この空のように大声を上げて泣きたくても、もうすでに枯れ果てた涙腺は1滴も雫を流すことはなかった。それでも後悔は胸を支配する。まだ、まだまだ伝えきれてないのに……大好きだと、愛していると。それなのにどうして私はこの唇でそれを伝えなかったの?自分の想いをきちんと伝えていたらこんな結果にはならなかった筈なのに。どうして私は遠ざかる背中を追いかけてその手を掴まなかったの?迷わずに愛しい彼の手を掴み離さなかったら、あのエメラルドグリーンは私をまた優しく映してくれたかもしれないのに……





「なぜ俺を避ける」
「避けてなんか……いません」

愛されれば愛されるほど、苦しくなる。この幸せはいつまで続くのだろうか、それを失くしてしまった時私はどうなってしまうのだろうか。……そんな感情にばかり支配されて、いつの間にか彼と距離を置いていた。そして今、久しぶりに顔を合わせる。
無表情とも取れる彼の表情。けれども深いエメラルドグリーンの瞳は苛つきの色を滲ませていた。それは当たり前だった。私が自分の弱さに負けてそういう行動を取ってしまったのだから。それなのに私は俯き加減に彼の言葉を否定する。
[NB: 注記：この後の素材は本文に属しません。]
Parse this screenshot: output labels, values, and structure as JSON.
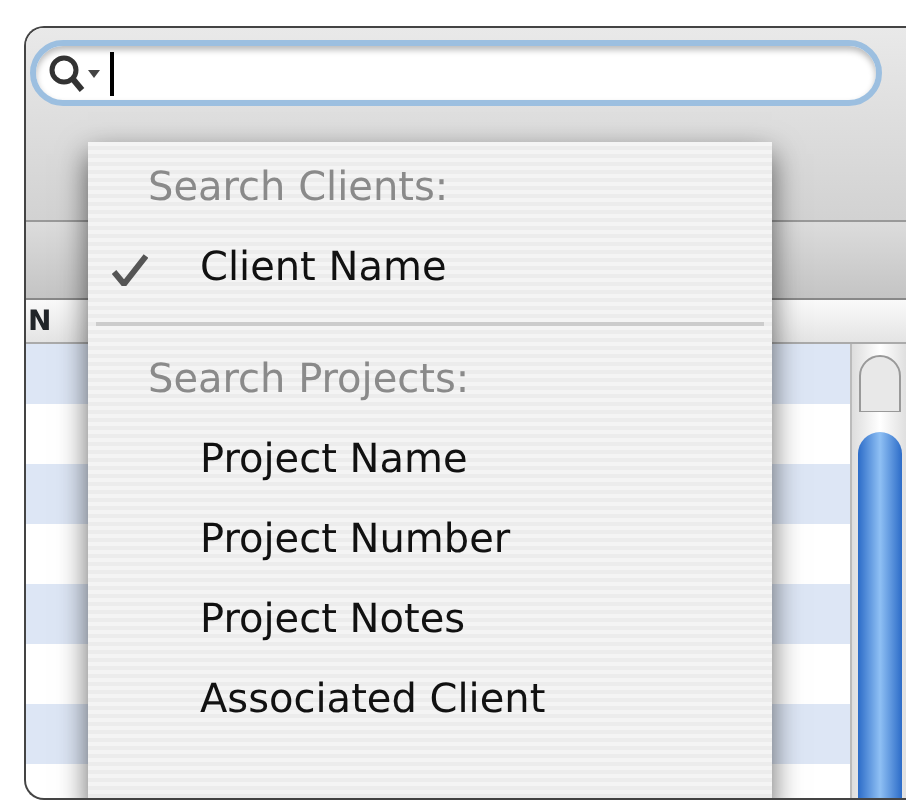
{
  "table": {
    "columns": [
      "N"
    ]
  },
  "menu": {
    "sections": [
      {
        "title": "Search Clients:",
        "items": [
          {
            "label": "Client Name",
            "checked": true
          }
        ]
      },
      {
        "title": "Search Projects:",
        "items": [
          {
            "label": "Project Name",
            "checked": false
          },
          {
            "label": "Project Number",
            "checked": false
          },
          {
            "label": "Project Notes",
            "checked": false
          },
          {
            "label": "Associated Client",
            "checked": false
          }
        ]
      }
    ]
  }
}
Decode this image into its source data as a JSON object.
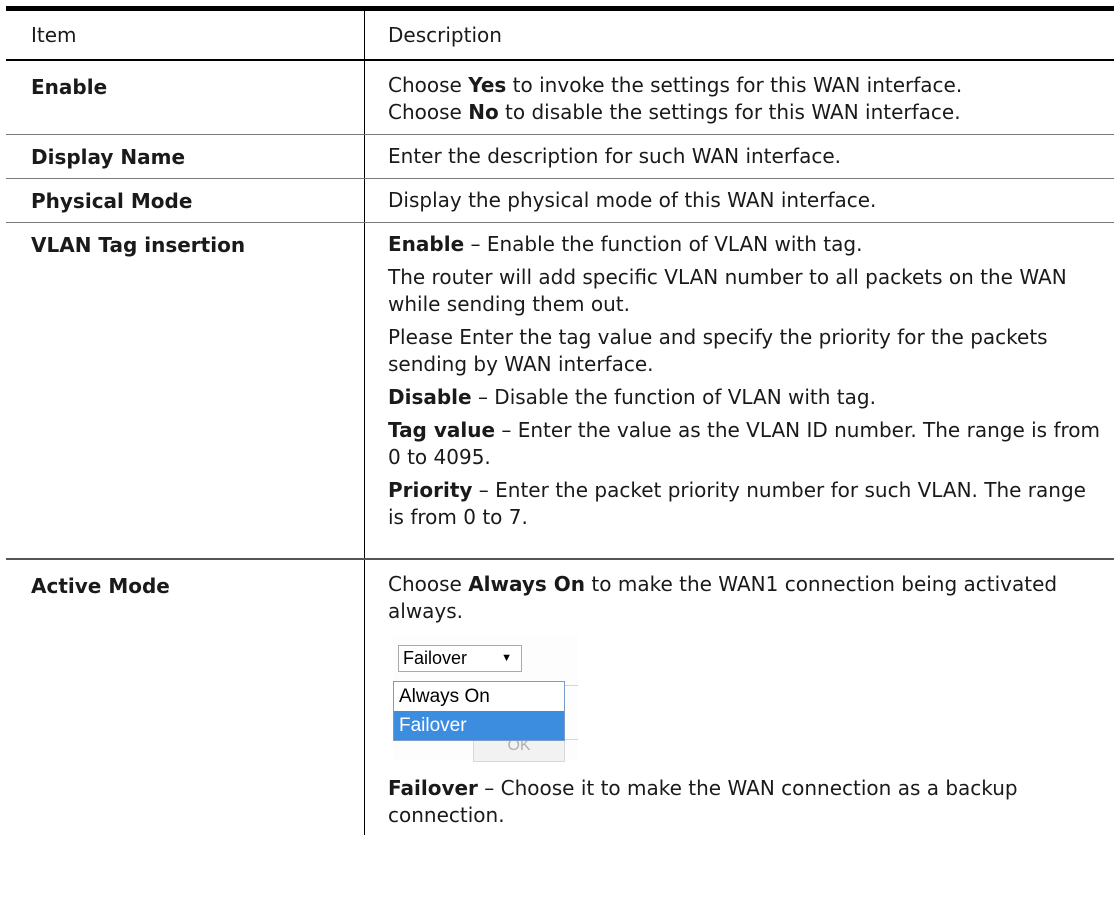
{
  "header": {
    "item": "Item",
    "description": "Description"
  },
  "rows": {
    "enable": {
      "item": "Enable",
      "p1_a": "Choose ",
      "p1_b": "Yes",
      "p1_c": " to invoke the settings for this WAN interface.",
      "p2_a": "Choose ",
      "p2_b": "No",
      "p2_c": " to disable the settings for this WAN interface."
    },
    "display_name": {
      "item": "Display Name",
      "desc": "Enter the description for such WAN interface."
    },
    "physical_mode": {
      "item": "Physical Mode",
      "desc": "Display the physical mode of this WAN interface."
    },
    "vlan": {
      "item": "VLAN Tag insertion",
      "enable_term": "Enable",
      "enable_desc": " – Enable the function of VLAN with tag.",
      "router_desc": "The router will add specific VLAN number to all packets on the WAN while sending them out.",
      "please_desc": "Please Enter the tag value and specify the priority for the packets sending by WAN interface.",
      "disable_term": "Disable",
      "disable_desc": " – Disable the function of VLAN with tag.",
      "tag_term": "Tag value",
      "tag_desc": " – Enter the value as the VLAN ID number. The range is from 0 to 4095.",
      "priority_term": "Priority",
      "priority_desc": " – Enter the packet priority number for such VLAN. The range is from 0 to 7."
    },
    "active_mode": {
      "item": "Active Mode",
      "p1_a": "Choose ",
      "p1_b": "Always On",
      "p1_c": " to make the WAN1 connection being activated always.",
      "dropdown": {
        "selected": "Failover",
        "options": [
          "Always On",
          "Failover"
        ],
        "button_fragment": "OK"
      },
      "failover_term": "Failover",
      "failover_desc": " – Choose it to make the WAN connection as a backup connection."
    }
  }
}
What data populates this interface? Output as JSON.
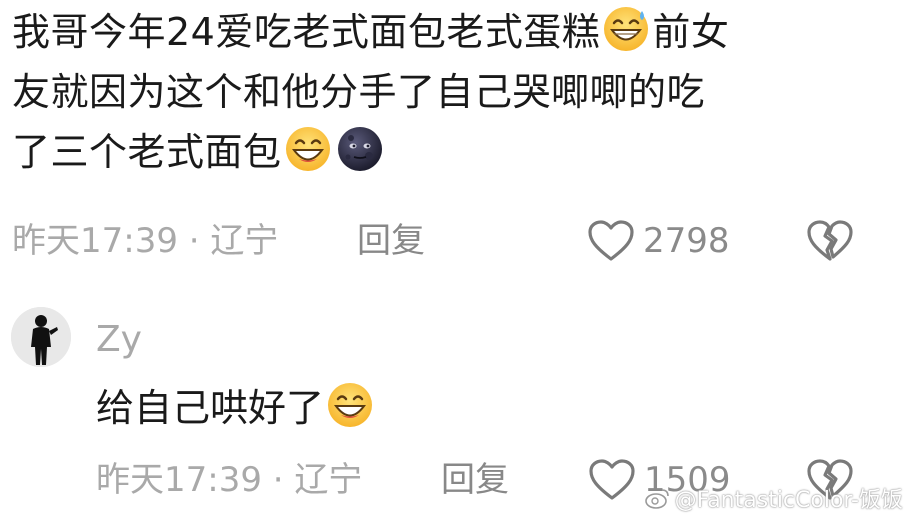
{
  "comment": {
    "line1_a": "我哥今年24爱吃老式面包老式蛋糕",
    "line1_b": "前女",
    "line2": "友就因为这个和他分手了自己哭唧唧的吃",
    "line3": "了三个老式面包",
    "emojis": [
      "grinning-sweat-icon",
      "grinning-icon",
      "new-moon-face-icon"
    ],
    "time_location": "昨天17:39 · 辽宁",
    "reply_label": "回复",
    "like_count": "2798"
  },
  "reply": {
    "author": "Zy",
    "text": "给自己哄好了",
    "emojis": [
      "grinning-icon"
    ],
    "time_location": "昨天17:39 · 辽宁",
    "reply_label": "回复",
    "like_count": "1509"
  },
  "watermark": "@FantasticColor-饭饭",
  "colors": {
    "text": "#1a1a1a",
    "meta": "#a9a9a9",
    "icon": "#8a8a8a",
    "background": "#ffffff"
  }
}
彼の言う通り、避けていたというのに。

「俺には話せないことか」
「違うの!……そうじゃないの」
「なら、どういう事なのか、きちんと説明しろ」
「…………何でもない、から」
「お前がそう言うのなら……いいだろう」

冷たく言い放たれた言葉に顔を上げれば、失望ともとれる色を放つエメラルドグリーンと目が合う。そのまま互いに視線を外すことなく数秒。そして……

「別れよう」

一言、彼の地を這うような低音が脳内を侵蝕し、目に映る全てのものは時間を止め、どくんと大きく跳ねた胸は刃で貫かれた様な痛みが走った。ジワジワと世界が色を無くしていく……
やがて胸の痛みは次第に鈍いものへと変わり現実に引き戻されると、無意識に彼の手を掴んでいた。細くもゴツゴツと骨張った刀を振るう男の人の手。私の大好きな人の手。……けれども掴んだ手は彼によって振り払われ、互いの手は解ける。たった一瞬の動作だったのかもしれないそれは、とてもゆっくりに見えた。ぬくもりを失った手はそれを求めるように再び彼に伸びるが、背を向け歩き出した彼に行き場を失った手は虚空を掴む。
遠くで雷鳴が聞こえた。二人の間を、絆を引き裂くような重い音が。
私はただ、遠ざかっていく彼の背中を見送ることしか出来なかった。



伝え足りなかった想い

(貴方に伝えきれなかったその愛、どこへ置こうか)


それは甘い20題:20.足りない
(配布元:確かに恋だった)
(20170419)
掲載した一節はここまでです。